At STM Week in London, technologists working in publishing consider what it takes to make content ready for computer readers.
Recorded at STM Week 2019, London
Subscribe: Apple Podcasts | Stitcher | Email | Download
While the public may marvel at machine-generated output from Siri and Alexa to their questions about the world, publishers are beginning to understand that producing the input to help such machines form their answers is an attractive, forward-thinking opportunity.
Computers, however, do not read in the same way as do humans. Savvy publishers must recognize the types of adjustments that will cater to this new machine reader and then make systematic changes across their repertoire, or perhaps in a specific subject area, to maximize results.
As part of STM Week in London in December 2019, CCC’s Chris Kenneally explored with a panel of technologists working in publishing consider what it takes to make content ready for computer readers.
“A very basic thing about machine readability is the availability of structured data for all of your content,” Springer Nature’s Andy Halliday said. “That’s not always there, so we’ve embarked upon a program to start provisioning full-text structured data for all of our content so we can then widen the information that goes into any kind of summarization for a book or journal content.
“Having good ontologies to describe the content well and having it consistently tagged [means that] machines who read that content can make linkages between things that could be [published[ as far apart as 10 or 15 years and across various different geographical boundaries,” explained Halliday, who is senior product manager at Springer Nature, based in London. His work is focused on the development of content services and the future of content. This work includes looking at how new technologies can solve user problems by improving efficacy and usability of scientific content.
Other panelists include –
- Lucie Kaffee, a Ph.D. researcher at the University of Southampton researching in the Web and Internet Science Research Group. She is currently a research intern at Bloomberg in London and a Newspeak Fellow. Her research focuses on multi-linguality in structured data, particularly in supporting low-resourced languages in Wikipedia. Previously, Lucie Kaffee worked at Wikimedia Deutschland in the Wikidata team and is currently still involved in Wikimedia projects.
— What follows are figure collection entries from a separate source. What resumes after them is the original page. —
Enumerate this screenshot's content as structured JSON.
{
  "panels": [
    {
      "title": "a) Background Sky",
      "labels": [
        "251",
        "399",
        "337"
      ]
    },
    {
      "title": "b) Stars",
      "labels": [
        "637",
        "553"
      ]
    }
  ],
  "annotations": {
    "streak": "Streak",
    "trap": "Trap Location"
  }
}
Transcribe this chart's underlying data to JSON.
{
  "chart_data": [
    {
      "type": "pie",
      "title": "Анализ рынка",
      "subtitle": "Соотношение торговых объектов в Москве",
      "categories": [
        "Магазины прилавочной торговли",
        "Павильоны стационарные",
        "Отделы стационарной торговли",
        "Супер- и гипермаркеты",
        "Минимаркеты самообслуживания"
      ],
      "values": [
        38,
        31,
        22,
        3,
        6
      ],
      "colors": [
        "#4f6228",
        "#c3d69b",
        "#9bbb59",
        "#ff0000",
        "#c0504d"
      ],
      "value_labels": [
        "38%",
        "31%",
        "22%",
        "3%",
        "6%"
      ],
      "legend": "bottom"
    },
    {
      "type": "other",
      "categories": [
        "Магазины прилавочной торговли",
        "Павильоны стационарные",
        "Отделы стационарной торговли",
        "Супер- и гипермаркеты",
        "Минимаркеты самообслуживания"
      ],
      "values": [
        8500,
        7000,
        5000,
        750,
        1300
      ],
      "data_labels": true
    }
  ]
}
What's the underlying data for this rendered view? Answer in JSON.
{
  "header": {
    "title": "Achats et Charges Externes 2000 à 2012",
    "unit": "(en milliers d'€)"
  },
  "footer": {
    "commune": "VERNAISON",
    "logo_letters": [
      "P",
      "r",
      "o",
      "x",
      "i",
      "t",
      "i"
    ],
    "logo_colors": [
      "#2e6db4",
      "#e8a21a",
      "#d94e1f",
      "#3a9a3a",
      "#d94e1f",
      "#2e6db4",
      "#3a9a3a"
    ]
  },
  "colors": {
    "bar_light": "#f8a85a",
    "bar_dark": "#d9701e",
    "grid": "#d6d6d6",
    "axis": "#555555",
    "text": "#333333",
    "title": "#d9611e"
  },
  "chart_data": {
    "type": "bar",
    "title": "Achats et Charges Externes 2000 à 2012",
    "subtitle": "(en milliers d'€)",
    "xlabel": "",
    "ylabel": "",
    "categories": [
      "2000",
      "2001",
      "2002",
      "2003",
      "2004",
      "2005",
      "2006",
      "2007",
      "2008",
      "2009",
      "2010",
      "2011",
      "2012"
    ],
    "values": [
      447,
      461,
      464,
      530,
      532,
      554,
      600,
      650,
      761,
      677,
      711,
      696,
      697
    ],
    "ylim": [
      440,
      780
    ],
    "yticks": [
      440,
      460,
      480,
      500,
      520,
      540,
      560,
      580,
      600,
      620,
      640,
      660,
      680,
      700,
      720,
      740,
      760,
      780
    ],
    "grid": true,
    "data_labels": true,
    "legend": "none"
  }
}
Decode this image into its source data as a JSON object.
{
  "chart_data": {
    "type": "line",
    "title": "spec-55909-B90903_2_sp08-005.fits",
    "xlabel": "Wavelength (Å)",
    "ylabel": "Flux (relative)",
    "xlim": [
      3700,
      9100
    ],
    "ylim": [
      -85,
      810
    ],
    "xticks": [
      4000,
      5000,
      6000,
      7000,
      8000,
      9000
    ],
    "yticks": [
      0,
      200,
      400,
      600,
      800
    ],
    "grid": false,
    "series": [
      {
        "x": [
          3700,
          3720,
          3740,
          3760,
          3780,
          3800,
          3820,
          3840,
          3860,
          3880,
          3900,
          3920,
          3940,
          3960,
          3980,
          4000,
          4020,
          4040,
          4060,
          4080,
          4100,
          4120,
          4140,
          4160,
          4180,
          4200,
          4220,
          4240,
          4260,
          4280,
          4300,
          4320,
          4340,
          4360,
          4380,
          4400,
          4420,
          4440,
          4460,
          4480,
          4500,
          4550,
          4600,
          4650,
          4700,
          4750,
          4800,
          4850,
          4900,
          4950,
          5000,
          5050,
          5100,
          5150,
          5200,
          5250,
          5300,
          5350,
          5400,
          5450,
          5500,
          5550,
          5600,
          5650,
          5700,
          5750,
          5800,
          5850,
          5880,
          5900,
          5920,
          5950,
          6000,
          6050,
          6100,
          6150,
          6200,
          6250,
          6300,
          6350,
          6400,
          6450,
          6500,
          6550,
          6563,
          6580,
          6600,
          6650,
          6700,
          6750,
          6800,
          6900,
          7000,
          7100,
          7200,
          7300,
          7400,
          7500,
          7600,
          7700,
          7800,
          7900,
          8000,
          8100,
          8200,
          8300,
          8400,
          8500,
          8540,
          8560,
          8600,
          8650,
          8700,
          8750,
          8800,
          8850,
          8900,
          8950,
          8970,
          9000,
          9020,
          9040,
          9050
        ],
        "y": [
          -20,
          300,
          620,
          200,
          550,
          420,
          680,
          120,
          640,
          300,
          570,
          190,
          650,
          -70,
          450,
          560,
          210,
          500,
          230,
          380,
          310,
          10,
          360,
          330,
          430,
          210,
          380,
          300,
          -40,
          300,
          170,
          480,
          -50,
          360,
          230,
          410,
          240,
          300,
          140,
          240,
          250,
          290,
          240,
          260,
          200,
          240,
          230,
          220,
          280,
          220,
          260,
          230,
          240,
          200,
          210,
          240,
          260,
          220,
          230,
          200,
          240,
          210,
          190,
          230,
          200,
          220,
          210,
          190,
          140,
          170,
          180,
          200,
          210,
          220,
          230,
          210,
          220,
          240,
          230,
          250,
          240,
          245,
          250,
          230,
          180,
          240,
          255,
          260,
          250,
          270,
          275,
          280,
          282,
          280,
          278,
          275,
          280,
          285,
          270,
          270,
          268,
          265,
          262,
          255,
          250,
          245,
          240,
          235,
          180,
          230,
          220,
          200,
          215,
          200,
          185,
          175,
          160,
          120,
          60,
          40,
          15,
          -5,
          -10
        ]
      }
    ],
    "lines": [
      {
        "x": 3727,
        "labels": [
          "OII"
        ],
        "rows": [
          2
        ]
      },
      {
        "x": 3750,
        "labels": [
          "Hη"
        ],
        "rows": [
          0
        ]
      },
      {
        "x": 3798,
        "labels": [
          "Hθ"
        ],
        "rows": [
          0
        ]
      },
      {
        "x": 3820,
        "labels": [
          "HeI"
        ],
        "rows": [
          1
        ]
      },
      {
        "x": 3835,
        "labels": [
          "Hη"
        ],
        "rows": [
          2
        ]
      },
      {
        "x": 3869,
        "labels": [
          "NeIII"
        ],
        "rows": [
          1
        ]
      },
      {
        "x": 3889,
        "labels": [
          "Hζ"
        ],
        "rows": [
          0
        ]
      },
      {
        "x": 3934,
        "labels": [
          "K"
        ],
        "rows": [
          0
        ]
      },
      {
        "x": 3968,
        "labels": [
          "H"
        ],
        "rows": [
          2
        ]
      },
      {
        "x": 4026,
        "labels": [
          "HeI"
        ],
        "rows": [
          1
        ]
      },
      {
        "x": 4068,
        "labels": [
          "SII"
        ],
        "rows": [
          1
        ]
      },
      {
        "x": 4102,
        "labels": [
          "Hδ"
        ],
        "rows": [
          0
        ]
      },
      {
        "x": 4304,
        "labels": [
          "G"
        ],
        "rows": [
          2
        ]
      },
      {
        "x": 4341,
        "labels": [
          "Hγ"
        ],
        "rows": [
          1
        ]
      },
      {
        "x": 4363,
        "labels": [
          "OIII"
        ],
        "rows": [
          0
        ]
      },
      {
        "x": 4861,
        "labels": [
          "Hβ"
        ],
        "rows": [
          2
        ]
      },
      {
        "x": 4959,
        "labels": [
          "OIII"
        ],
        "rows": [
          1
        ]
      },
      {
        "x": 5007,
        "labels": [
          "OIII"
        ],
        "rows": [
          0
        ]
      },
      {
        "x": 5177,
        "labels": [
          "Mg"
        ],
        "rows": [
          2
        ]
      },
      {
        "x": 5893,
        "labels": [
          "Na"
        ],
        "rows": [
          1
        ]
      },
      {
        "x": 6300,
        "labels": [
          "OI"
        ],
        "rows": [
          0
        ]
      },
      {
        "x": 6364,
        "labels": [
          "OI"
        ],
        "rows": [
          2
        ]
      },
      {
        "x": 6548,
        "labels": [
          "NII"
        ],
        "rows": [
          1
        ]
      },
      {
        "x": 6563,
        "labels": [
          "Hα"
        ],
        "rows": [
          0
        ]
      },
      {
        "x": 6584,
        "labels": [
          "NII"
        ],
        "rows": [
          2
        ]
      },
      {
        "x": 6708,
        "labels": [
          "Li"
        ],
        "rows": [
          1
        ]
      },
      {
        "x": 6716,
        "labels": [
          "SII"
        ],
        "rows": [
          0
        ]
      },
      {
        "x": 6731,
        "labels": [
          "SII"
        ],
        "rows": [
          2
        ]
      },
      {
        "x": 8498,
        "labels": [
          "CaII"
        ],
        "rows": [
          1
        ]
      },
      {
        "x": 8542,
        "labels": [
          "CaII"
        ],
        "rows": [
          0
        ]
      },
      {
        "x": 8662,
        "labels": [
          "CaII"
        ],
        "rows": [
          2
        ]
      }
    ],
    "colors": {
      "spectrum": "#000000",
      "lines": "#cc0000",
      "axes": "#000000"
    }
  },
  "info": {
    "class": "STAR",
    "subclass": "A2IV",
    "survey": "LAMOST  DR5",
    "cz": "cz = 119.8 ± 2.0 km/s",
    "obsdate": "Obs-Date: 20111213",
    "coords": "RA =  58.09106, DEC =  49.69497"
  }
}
- Tom Morris, who spent more than 20 years in IT as a principal architect in publishing systems integrations projects, before becoming CTO at Ixxus and subsequently senior director, engineering, at Copyright Clearance Center, which acquired the London-based startup in 2016. In this role, he has led infrastructure and development teams, but has given special attention to content and knowledge organization systems.
- Sadia Shahid, director of strategy, growth, and partnerships at Wizdom.ai, an AI-powered startup from the Oxford University Software Incubator that was acquired in 2017 by Informa. Shahid is part of the founding team at Wizdom.ai, which interconnects billions of data points about the global research ecosystem using artificial intelligence, machine learning, and natural language processing.